Discussion:
Looping through child nodes on TTreeView is slooooow
(too old to reply)
Andrew Smith
2008-07-23 08:30:18 UTC
Permalink
Hi all,

Using BCB 6 - I put a TTreeView with a single top node onto a form and
populated it like this:

tree->Items->BeginUpdate();
for (int i=0; i < 1000; i++)
{
tree->Items->AddChild(tree->TopItem, IntToStr(i));
}
tree->Items->EndUpdate();

That takes no time at all. I have a button on the form which does this when
clicked:

for (int i=0; i < tree->TopItem->Count; i++)
{
TreeNode *node = tree->TopItem->Items[i];
}

For some reason, this takes about 10 seconds on my 2GHz Core 2 Duo. Am I
missing something here? Shouldn't this be pretty much instantaneous?
Interestingly, it only seems slow to loop through a node's children. If I
add the 1000 nodes to the root of the tree and loop through those, it's done
instantly.

Anyone got any suggestions?

Cheers,

Andrew
Andrew Smith
2008-07-23 08:36:26 UTC
Permalink
Bugger it, should have copied and pasted the code instead of retyping.
Second for loop should be this:

for (int i=0; i < tree->TopItem->Count; i++)
{
TreeNode *node = tree->TopItem->Item[i];
}
Post by Andrew Smith
Hi all,
Using BCB 6 - I put a TTreeView with a single top node onto a form and
tree->Items->BeginUpdate();
for (int i=0; i < 1000; i++)
{
tree->Items->AddChild(tree->TopItem, IntToStr(i));
}
tree->Items->EndUpdate();
That takes no time at all. I have a button on the form which does this
for (int i=0; i < tree->TopItem->Count; i++)
{
TreeNode *node = tree->TopItem->Items[i];
}
For some reason, this takes about 10 seconds on my 2GHz Core 2 Duo. Am I
missing something here? Shouldn't this be pretty much instantaneous?
Interestingly, it only seems slow to loop through a node's children. If I
add the 1000 nodes to the root of the tree and loop through those, it's
done instantly.
Anyone got any suggestions?
Cheers,
Andrew
Remy Lebeau (TeamB)
2008-07-23 10:08:54 UTC
Permalink
Post by Andrew Smith
For some reason, this takes about 10 seconds on my 2GHz Core 2 Duo.
Indexing to a particular child node has to reiterate through the parent
node's child chain from the beginning each time. In other words, to move to
index 2, for example, the first child node has to be retreived, then its
next sibling retreived, then its next sibling retreived. The higher the
index, the longer it takes to find the appropriate child node.

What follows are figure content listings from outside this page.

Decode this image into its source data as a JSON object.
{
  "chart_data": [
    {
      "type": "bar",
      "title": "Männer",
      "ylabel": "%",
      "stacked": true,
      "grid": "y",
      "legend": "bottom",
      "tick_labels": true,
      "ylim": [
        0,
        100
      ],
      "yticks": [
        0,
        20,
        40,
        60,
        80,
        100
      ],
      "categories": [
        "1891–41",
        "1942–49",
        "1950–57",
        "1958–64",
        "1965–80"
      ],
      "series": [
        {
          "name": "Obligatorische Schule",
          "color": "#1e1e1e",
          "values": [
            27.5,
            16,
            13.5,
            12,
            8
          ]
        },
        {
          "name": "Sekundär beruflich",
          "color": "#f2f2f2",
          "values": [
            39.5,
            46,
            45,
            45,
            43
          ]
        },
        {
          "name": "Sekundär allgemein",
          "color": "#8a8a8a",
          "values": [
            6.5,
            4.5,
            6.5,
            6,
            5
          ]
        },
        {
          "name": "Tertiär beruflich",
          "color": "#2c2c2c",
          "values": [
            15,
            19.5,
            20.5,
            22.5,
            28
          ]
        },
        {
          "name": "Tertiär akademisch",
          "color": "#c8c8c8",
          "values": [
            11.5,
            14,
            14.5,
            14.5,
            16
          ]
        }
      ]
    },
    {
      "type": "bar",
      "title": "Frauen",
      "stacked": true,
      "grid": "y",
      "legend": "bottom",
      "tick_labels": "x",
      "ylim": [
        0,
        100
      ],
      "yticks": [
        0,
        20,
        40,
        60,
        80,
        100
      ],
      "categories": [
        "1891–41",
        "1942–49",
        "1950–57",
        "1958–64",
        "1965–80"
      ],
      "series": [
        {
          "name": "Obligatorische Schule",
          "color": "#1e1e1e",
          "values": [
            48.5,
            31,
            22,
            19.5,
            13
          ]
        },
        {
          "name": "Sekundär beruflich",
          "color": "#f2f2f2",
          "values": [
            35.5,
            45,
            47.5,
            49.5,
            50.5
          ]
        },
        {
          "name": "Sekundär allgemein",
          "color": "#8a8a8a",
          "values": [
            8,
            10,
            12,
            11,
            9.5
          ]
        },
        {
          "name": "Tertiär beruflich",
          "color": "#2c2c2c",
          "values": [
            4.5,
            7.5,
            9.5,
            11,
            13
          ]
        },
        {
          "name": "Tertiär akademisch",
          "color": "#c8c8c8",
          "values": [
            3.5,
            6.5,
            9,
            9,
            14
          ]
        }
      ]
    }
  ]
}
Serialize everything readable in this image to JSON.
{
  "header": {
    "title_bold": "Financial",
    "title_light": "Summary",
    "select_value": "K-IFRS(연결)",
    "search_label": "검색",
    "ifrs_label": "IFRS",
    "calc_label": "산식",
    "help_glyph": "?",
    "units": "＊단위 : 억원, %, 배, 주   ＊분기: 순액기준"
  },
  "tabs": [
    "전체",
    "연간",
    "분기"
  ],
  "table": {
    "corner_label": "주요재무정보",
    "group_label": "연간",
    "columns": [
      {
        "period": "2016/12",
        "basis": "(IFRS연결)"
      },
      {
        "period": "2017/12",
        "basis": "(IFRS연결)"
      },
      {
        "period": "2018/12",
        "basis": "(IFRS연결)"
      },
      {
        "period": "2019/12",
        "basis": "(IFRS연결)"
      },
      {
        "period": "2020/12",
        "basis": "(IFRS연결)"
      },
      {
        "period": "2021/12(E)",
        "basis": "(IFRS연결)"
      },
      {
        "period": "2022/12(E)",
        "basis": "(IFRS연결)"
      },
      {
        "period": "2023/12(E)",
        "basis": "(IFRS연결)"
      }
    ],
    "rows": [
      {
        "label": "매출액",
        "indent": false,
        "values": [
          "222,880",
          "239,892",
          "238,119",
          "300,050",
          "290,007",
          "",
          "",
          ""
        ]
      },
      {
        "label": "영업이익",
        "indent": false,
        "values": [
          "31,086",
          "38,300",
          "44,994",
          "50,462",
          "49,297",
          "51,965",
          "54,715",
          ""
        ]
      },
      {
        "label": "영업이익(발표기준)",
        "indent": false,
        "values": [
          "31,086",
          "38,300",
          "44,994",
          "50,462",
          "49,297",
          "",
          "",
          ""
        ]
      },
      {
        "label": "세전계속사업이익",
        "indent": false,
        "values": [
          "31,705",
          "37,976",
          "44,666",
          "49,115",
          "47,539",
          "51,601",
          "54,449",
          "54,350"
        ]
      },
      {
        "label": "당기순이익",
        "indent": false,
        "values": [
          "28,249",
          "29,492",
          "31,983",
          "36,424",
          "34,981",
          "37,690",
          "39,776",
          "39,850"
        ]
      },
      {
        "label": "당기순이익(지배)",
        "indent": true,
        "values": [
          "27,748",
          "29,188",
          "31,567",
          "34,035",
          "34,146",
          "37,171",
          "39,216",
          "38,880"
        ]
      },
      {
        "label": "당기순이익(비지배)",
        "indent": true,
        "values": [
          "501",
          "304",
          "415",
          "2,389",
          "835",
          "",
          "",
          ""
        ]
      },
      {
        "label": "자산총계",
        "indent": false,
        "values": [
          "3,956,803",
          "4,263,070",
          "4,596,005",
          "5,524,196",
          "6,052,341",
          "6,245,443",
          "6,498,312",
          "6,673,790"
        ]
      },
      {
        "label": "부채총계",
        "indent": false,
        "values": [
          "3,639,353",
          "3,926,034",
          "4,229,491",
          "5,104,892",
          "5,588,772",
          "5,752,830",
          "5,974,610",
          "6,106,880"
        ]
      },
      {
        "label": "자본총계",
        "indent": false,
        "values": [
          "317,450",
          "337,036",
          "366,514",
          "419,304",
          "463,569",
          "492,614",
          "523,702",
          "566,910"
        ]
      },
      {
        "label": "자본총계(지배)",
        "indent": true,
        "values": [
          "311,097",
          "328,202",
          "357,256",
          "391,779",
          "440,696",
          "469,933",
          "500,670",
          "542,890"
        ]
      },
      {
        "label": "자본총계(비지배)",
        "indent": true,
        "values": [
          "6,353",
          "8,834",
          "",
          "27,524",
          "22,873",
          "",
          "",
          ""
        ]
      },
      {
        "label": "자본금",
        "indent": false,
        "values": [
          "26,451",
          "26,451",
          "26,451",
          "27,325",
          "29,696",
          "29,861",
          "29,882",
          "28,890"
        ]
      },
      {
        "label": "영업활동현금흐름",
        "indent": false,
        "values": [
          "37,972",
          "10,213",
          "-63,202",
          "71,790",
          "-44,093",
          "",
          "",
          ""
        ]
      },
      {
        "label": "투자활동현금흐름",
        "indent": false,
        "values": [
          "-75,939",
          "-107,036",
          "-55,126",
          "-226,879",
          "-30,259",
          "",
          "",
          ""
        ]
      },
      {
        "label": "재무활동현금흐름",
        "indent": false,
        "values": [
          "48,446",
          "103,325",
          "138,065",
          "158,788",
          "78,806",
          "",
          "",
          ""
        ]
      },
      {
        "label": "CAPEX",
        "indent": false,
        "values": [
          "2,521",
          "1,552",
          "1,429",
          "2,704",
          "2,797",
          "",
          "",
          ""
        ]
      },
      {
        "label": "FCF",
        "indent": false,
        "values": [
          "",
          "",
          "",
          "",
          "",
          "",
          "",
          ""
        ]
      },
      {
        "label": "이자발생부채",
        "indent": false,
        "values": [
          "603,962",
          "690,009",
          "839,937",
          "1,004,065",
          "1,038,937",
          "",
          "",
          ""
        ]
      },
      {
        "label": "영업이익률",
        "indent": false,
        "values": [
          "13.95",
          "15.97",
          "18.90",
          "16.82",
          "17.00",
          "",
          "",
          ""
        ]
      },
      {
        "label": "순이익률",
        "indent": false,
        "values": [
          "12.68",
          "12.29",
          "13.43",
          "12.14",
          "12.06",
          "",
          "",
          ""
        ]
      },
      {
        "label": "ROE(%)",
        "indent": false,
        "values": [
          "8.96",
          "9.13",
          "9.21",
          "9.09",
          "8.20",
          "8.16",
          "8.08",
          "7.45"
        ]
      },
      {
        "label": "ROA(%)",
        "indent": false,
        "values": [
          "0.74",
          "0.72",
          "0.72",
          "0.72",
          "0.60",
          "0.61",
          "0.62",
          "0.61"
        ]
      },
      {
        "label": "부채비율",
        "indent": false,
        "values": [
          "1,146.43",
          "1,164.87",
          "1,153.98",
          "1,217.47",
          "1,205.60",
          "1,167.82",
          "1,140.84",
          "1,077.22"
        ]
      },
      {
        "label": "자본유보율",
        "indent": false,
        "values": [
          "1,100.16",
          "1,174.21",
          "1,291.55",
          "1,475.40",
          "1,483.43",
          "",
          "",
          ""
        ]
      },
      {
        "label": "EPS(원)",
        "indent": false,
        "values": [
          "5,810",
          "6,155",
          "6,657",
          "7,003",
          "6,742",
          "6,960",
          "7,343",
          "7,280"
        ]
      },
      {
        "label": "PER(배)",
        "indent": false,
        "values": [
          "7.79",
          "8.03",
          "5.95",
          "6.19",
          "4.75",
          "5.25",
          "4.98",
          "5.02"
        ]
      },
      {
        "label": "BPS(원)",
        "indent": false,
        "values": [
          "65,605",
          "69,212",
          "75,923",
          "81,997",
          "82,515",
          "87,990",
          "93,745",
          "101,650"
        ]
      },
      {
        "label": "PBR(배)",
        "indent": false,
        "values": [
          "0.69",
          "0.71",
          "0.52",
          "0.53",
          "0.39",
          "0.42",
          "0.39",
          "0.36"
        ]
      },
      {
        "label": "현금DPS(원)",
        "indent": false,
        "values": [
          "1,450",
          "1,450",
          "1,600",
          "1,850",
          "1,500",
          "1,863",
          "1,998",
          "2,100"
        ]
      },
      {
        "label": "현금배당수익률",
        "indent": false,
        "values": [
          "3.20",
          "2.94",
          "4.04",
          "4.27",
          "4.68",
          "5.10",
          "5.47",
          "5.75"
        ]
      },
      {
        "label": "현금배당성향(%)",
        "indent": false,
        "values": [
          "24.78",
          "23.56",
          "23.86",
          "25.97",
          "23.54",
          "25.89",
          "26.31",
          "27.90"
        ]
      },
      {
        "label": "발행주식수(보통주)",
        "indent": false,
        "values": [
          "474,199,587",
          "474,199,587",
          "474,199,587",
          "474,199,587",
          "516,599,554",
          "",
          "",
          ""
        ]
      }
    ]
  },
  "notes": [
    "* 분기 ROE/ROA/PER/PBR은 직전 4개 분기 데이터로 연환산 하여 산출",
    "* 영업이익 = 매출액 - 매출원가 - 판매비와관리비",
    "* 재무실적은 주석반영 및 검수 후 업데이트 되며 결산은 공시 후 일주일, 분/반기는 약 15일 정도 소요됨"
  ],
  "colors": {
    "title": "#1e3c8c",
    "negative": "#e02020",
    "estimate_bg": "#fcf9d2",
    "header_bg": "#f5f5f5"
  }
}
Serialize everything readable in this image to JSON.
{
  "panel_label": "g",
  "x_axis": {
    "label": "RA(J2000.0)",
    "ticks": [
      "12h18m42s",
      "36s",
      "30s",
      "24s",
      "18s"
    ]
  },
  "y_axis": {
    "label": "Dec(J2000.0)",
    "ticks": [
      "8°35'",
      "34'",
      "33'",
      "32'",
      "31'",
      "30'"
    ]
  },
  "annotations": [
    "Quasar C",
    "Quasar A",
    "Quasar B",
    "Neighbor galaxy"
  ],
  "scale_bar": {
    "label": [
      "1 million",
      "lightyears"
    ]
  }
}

For what you are attempting, use the TTreeNode::GetNext() and related
methods instead (which is what the Items[] property uses internally), ie:

TTreeNode *node = tree->TopItem->getFirstChild();
while( node )
{
node = node->GetNext();
}
Post by Andrew Smith
Shouldn't this be pretty much instantaneous?
Not when using indexes, no. Trees are implemented using double-linked
lists, and thus are not directly indexable in general. The
TTreeNode::Items[] property is provided for convenience, not speed.
Post by Andrew Smith
Interestingly, it only seems slow to loop through a node's children. If I
add the 1000 nodes to the root of the tree and loop through those,
it's done instantly.
The TTreeNodes::Items[] property has additional caching implemented to
prevent the extra reiterating. The TTreeNode::Items[] property does not
have that same caching (I do not know why).


Gambit
Andrew Smith
2008-07-23 23:10:21 UTC
Permalink
Thanks Gambit, a very reasonable explanation. I've tried what you've
suggested and that definitely solves the speed issues I was having.
Post by Remy Lebeau (TeamB)
Post by Andrew Smith
For some reason, this takes about 10 seconds on my 2GHz Core 2 Duo.
Indexing to a particular child node has to reiterate through the parent
node's child chain from the beginning each time. In other words, to move
to index 2, for example, the first child node has to be retreived, then
its next sibling retreived, then its next sibling retreived. The higher
the index, the longer it takes to find the appropriate child node.
For what you are attempting, use the TTreeNode::GetNext() and related
TTreeNode *node = tree->TopItem->getFirstChild();
while( node )
{
node = node->GetNext();
}
Post by Andrew Smith
Shouldn't this be pretty much instantaneous?
Not when using indexes, no. Trees are implemented using double-linked
lists, and thus are not directly indexable in general. The
TTreeNode::Items[] property is provided for convenience, not speed.
Post by Andrew Smith
Interestingly, it only seems slow to loop through a node's children. If I
add the 1000 nodes to the root of the tree and loop through those,
it's done instantly.
The TTreeNodes::Items[] property has additional caching implemented to
prevent the extra reiterating. The TTreeNode::Items[] property does not
have that same caching (I do not know why).